Dengan serius Ilman menjawab: ‘Kenapa Dik Man harus tahu ?  Itu kan bukan bisnis Dik Man’.


 


Sesaat Ayah bingung.  Apa maksudnya ?   O la la.., ternyata Ilman menerjemahkan kalimat : ‘That’s not my business’ dalam bahasa Inggris menjadi  ‘itu bukan bisnis saya’.  Tentu saja artinya jadi jauh berbeda.


 


Begitulah, tak urung campur-campur bahasa kerap terjadi saat dia berbicara dengan kami.  Namun, saya tetap berusaha agar anak-anak saya tidak kehilangan Bahasa Indonesia.  Saya ingin mengurangi stress mereka saat pulang ke Indonesia nanti.  Ada yang punya pengalaman sama atau berbeda tentang hal ini ?


 


 


Leeds, 25 April 2007


 


 


 


 

15 comments:

  1. hehehe... gak punya pengalaman mbak... tapi disini juga sama, anak-anak indo pada pake bahasa inggris, lebih lancar dibanding kita-kita dan accent-nya itu loh, bule banget! *geleng geleng kepala*

    ReplyDelete
  2. bener nih kak lily.. meskipun saya selalu berbahasa Indonesia dengan Khansa.. tapi sekarang Khansa lebih aktif nya berbahasa Inggris. Meskipun dia ngerti setiap kata yg saya ucapkan dlm b.indonesia cuma dia selalu bicara dlm b.inggris.. kadang nyampur.. seperti kalo lagi main di hlm blkg.. lalu ada bee atau fly maka dia akan lari sambil bilang.. I takut....selain itu khansa kayak nya juga bisa menempatkan kata2 , seperti kalo mau minta sedotan sama daddy nya dia pake kata straw kalo sama saya di pake kata pipet (itu kata yg saya ajarkan pd dia buat straw...)..anyway.. saya selalu niat berbahasa indonesia pada khansa.. karena sayang kalau dia ngak bisa bahasa ibu nya.. lagian suami juga minta saya ngajarin bahasa indonesia pada khansa (sebenarnya dia pingin saya ngajarin bahasa minang.. cuma anatara b.indo dan minang ngak jauh beda nya..)

    ReplyDelete
  3. Bener..anak-anak memang lebih cepat bisa berbahasa Inggris daripada saya, dan itu..pake dialek lokal lagi.
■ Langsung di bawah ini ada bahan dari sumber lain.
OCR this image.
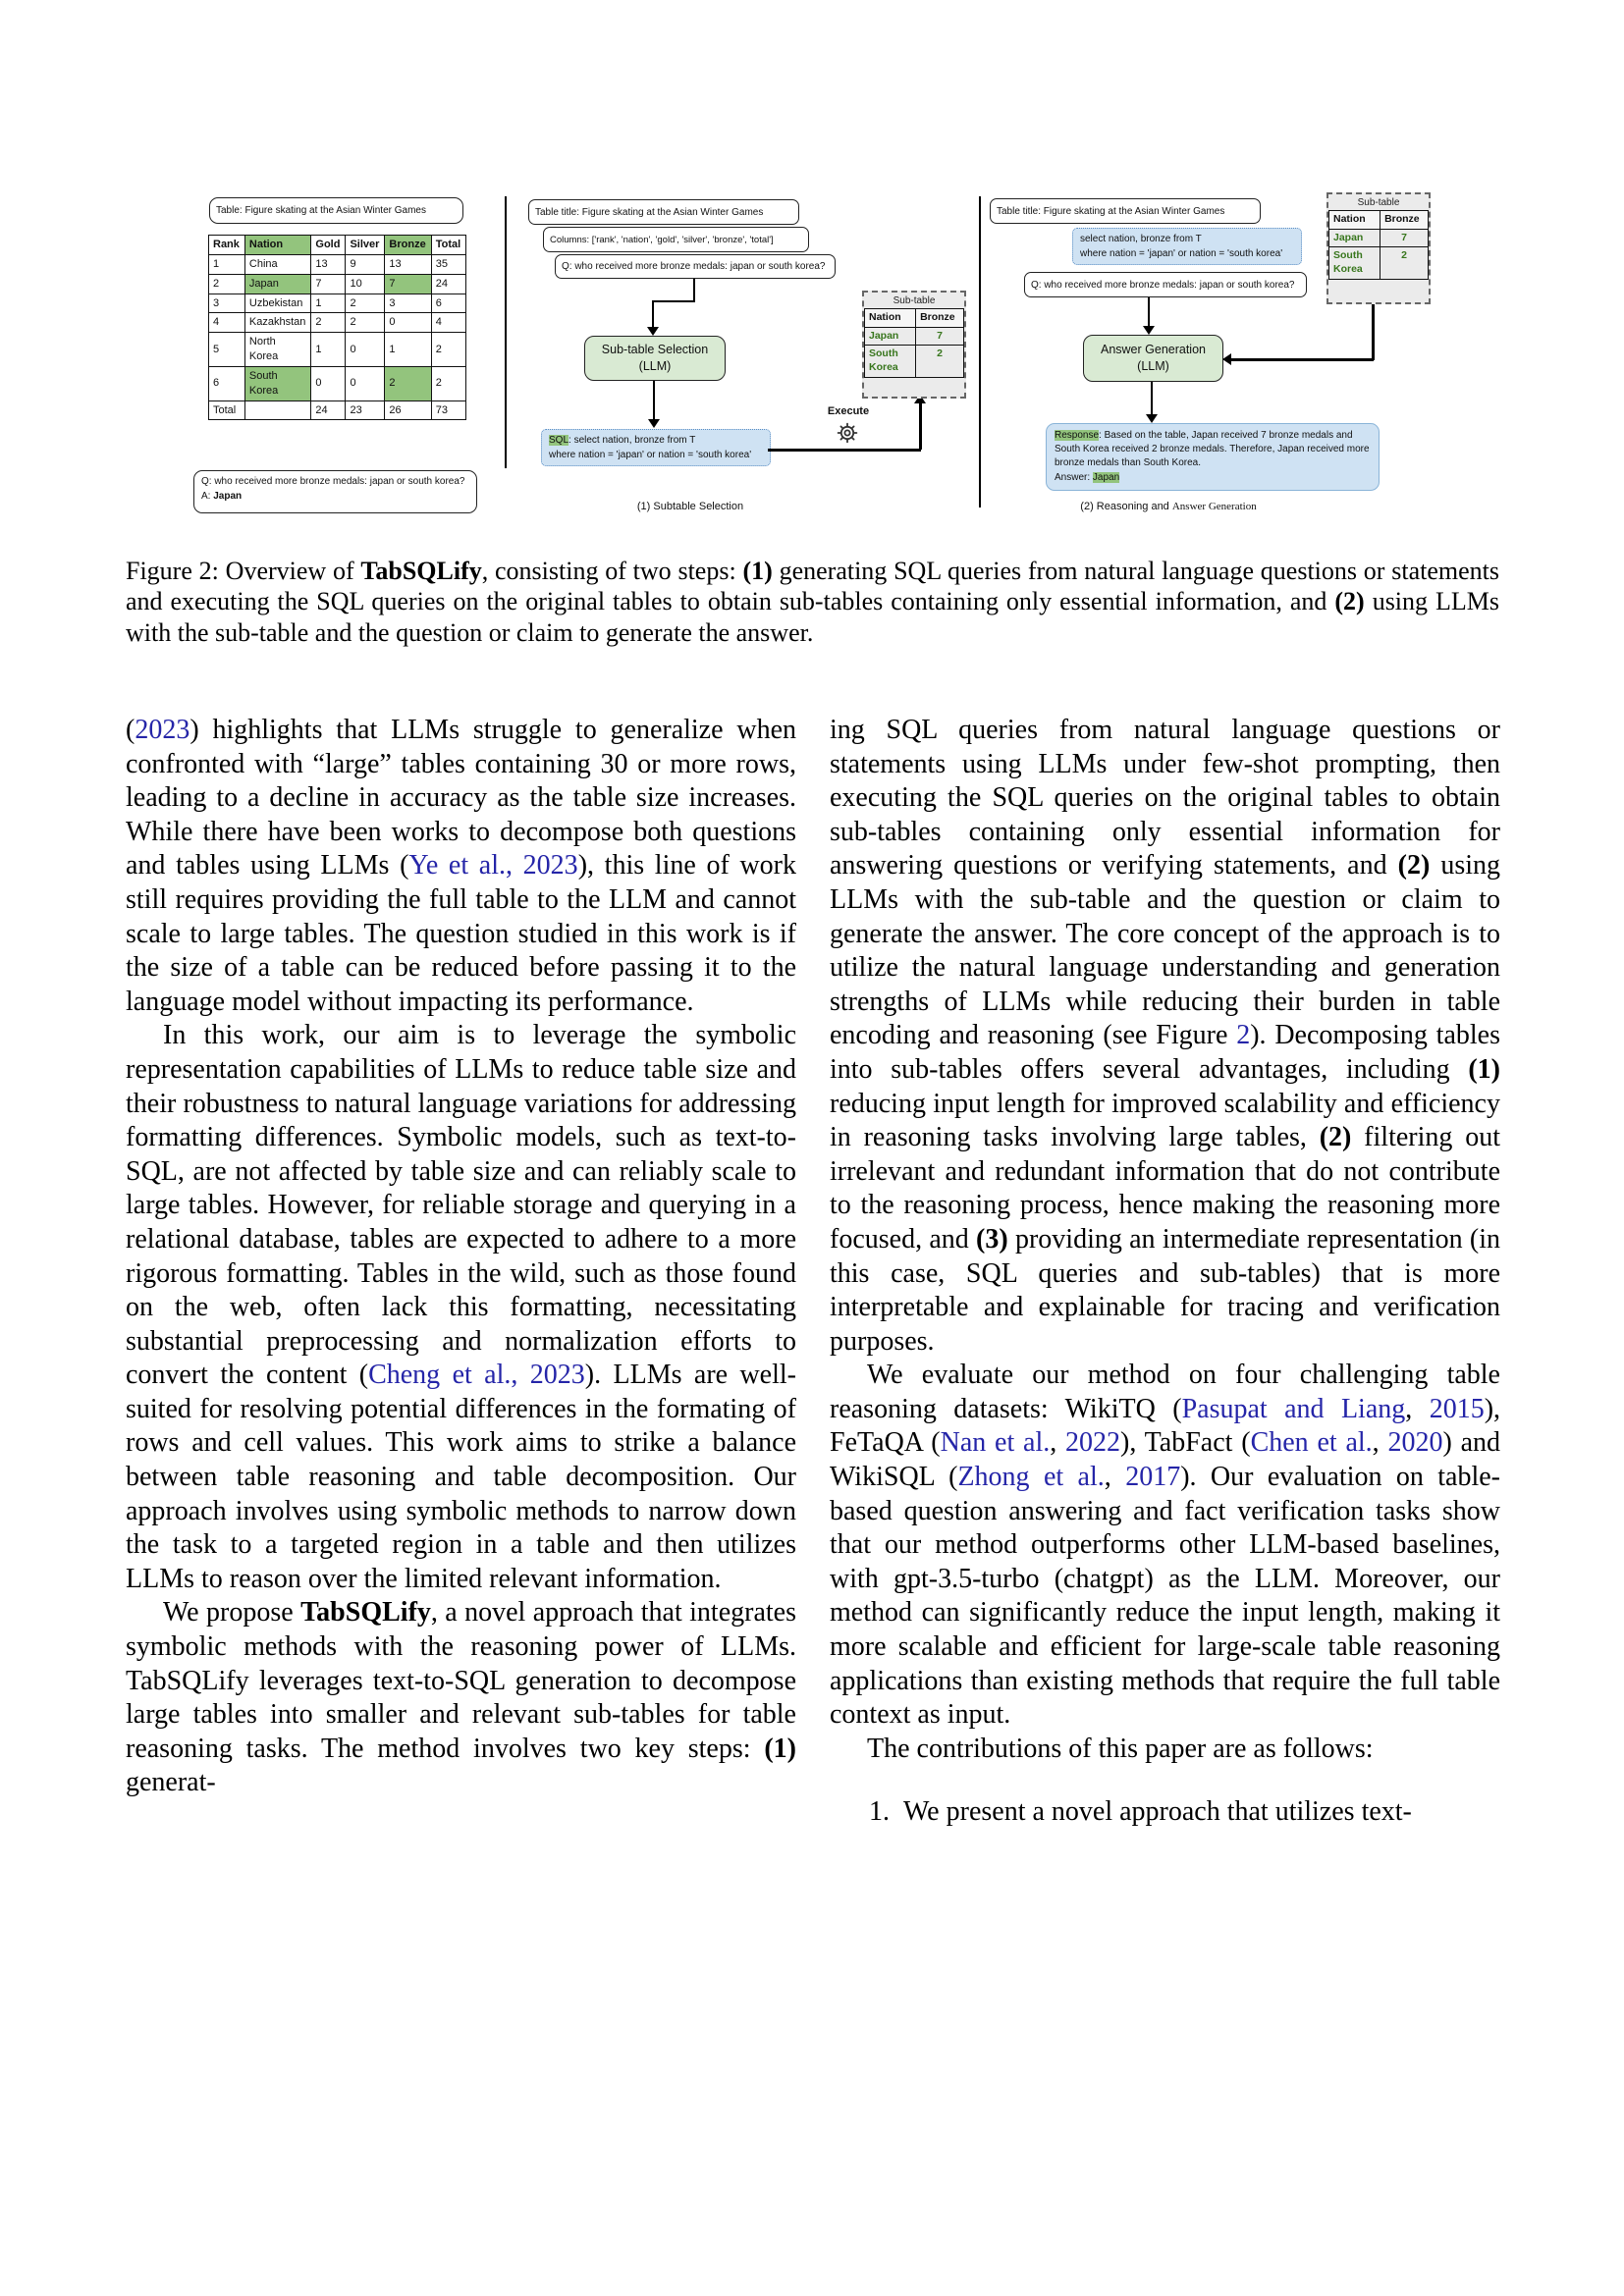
Table: Figure skating at the Asian Winter Games
Rank	Nation	Gold	Silver	Bronze	Total
1	China	13	9	13	35
2	Japan	7	10	7	24
3	Uzbekistan	1	2	3	6
4	Kazakhstan	2	2	0	4
5	North Korea	1	0	1	2
6	South Korea	0	0	2	2
Total		24	23	26	73
Q: who received more bronze medals: japan or south korea?
A: Japan
Table title: Figure skating at the Asian Winter Games
Columns: ['rank', 'nation', 'gold', 'silver', 'bronze', 'total']
Q: who received more bronze medals: japan or south korea?
Sub-table Selection
(LLM)
SQL: select nation, bronze from T
where nation = 'japan' or nation = 'south korea'
Execute
Sub-table
Nation	Bronze
Japan	7
South Korea	2
(1) Subtable Selection
Table title: Figure skating at the Asian Winter Games
select nation, bronze from T
where nation = 'japan' or nation = 'south korea'
Q: who received more bronze medals: japan or south korea?
Answer Generation
(LLM)
Response: Based on the table, Japan received 7 bronze medals and South Korea received 2 bronze medals. Therefore, Japan received more bronze medals than South Korea.
Answer: Japan
Sub-table
Nation	Bronze
Japan	7
South Korea	2
(2) Reasoning and Answer Generation
Figure 2: Overview of TabSQLify, consisting of two steps: (1) generating SQL queries from natural language questions or statements and executing the SQL queries on the original tables to obtain sub-tables containing only essential information, and (2) using LLMs with the sub-table and the question or claim to generate the answer.

(2023) highlights that LLMs struggle to generalize when confronted with “large” tables containing 30 or more rows, leading to a decline in accuracy as the table size increases. While there have been works to decompose both questions and tables using LLMs (Ye et al., 2023), this line of work still requires providing the full table to the LLM and cannot scale to large tables. The question studied in this work is if the size of a table can be reduced before passing it to the language model without impacting its performance.

In this work, our aim is to leverage the symbolic representation capabilities of LLMs to reduce table size and their robustness to natural language variations for addressing formatting differences. Symbolic models, such as text-to-SQL, are not affected by table size and can reliably scale to large tables. However, for reliable storage and querying in a relational database, tables are expected to adhere to a more rigorous formatting. Tables in the wild, such as those found on the web, often lack this formatting, necessitating substantial preprocessing and normalization efforts to convert the content (Cheng et al., 2023). LLMs are well-suited for resolving potential differences in the formating of rows and cell values. This work aims to strike a balance between table reasoning and table decomposition. Our approach involves using symbolic methods to narrow down the task to a targeted region in a table and then utilizes LLMs to reason over the limited relevant information.

We propose TabSQLify, a novel approach that integrates symbolic methods with the reasoning power of LLMs. TabSQLify leverages text-to-SQL generation to decompose large tables into smaller and relevant sub-tables for table reasoning tasks. The method involves two key steps: (1) generat-

ing SQL queries from natural language questions or statements using LLMs under few-shot prompting, then executing the SQL queries on the original tables to obtain sub-tables containing only essential information for answering questions or verifying statements, and (2) using LLMs with the sub-table and the question or claim to generate the answer. The core concept of the approach is to utilize the natural language understanding and generation strengths of LLMs while reducing their burden in table encoding and reasoning (see Figure 2). Decomposing tables into sub-tables offers several advantages, including (1) reducing input length for improved scalability and efficiency in reasoning tasks involving large tables, (2) filtering out irrelevant and redundant information that do not contribute to the reasoning process, hence making the reasoning more focused, and (3) providing an intermediate representation (in this case, SQL queries and sub-tables) that is more interpretable and explainable for tracing and verification purposes.

We evaluate our method on four challenging table reasoning datasets: WikiTQ (Pasupat and Liang, 2015), FeTaQA (Nan et al., 2022), TabFact (Chen et al., 2020) and WikiSQL (Zhong et al., 2017). Our evaluation on table-based question answering and fact verification tasks show that our method outperforms other LLM-based baselines, with gpt-3.5-turbo (chatgpt) as the LLM. Moreover, our method can significantly reduce the input length, making it more scalable and efficient for large-scale table reasoning applications than existing methods that require the full table context as input.

The contributions of this paper are as follows:

1. We present a novel approach that utilizes text-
Makanya kadang saya nggak anngkap apa yang mereka bicarakan

    ReplyDelete
  4. Wah..ini dia baru seru. Saya juga percaya anak-anak bisa diajari Bahasa lebih dari satu sekaligus. Namun tetap aja ..ada satu yang lebih 'unggul'. Ketika di Indonesia dulu, anak-anak saya semua bisa berbahasa Aceh. Kini hanya si sulung yang masih lancar bicara Bhs Aceh. Tapi saya nggak begitu kuatir, ntar kalo pulang ya..belajar lagi. Kalu Ning konsisten, saya yakin Khansa juga akan bisa Bhs Indonesia disini. Good luck ya..

    ReplyDelete
  5. Wah ternyata berat juga tantangannya agar anak-anak bisa berbahasa indonesia ya mbak...., saya belum punya momongan (walau sudah kepingin sekali), sepertinya saya harus siap2 dari sekarang nih.. di Montreal bhs pengantar pertama bhs Perancis, baru Inggris.... , bakalan lebih berat nih...

    ReplyDelete
  6. hehehhee..... ibu ibunya pada kalah yah???/

    ReplyDelete
  7. Benar juga ya... Berada di Montreal kita seperti berada di Eropa bukan di Kanada. Btw, Bhs Perancis Mbak Nura..pasti sudah canggih ya..

    ReplyDelete
  8. He..he..kadang saya berpikir apa lidah mereka nggak 'keseleo' ya..

    ReplyDelete
  9. saya masih belajar nih mbak lily.. tiap hari pergi ke sekolah... tapi.. sekarang lagi libur sekolahnya:)

    ReplyDelete
  10. Ini yang menarik perhatian saya selama tinggal di London.Orang kita malah bangga kalau anaknya ngga bisa bahasa Indonesia. Pernah saya jumpa keluarga Indonesia yang baru 6 bulan tinggal di PAris, sangat bangga mengatakan 'anak saya bahasa indonesia nya sudah kacau'. Dan saya lihat sendiri bagaimana orangtua tersebut sangat memaksakan berbahasa Inggris dengan anaknya. Padahal menurut saya bahasa Inggris mereka sendiri masih 'asli terjemahan Indonesia- Inggris',yang kedengarannya aja aneh. Kalau nanya pendapat ke saya, saya kagum kalau melihat seseorang bisa lebih dari satu bahasa!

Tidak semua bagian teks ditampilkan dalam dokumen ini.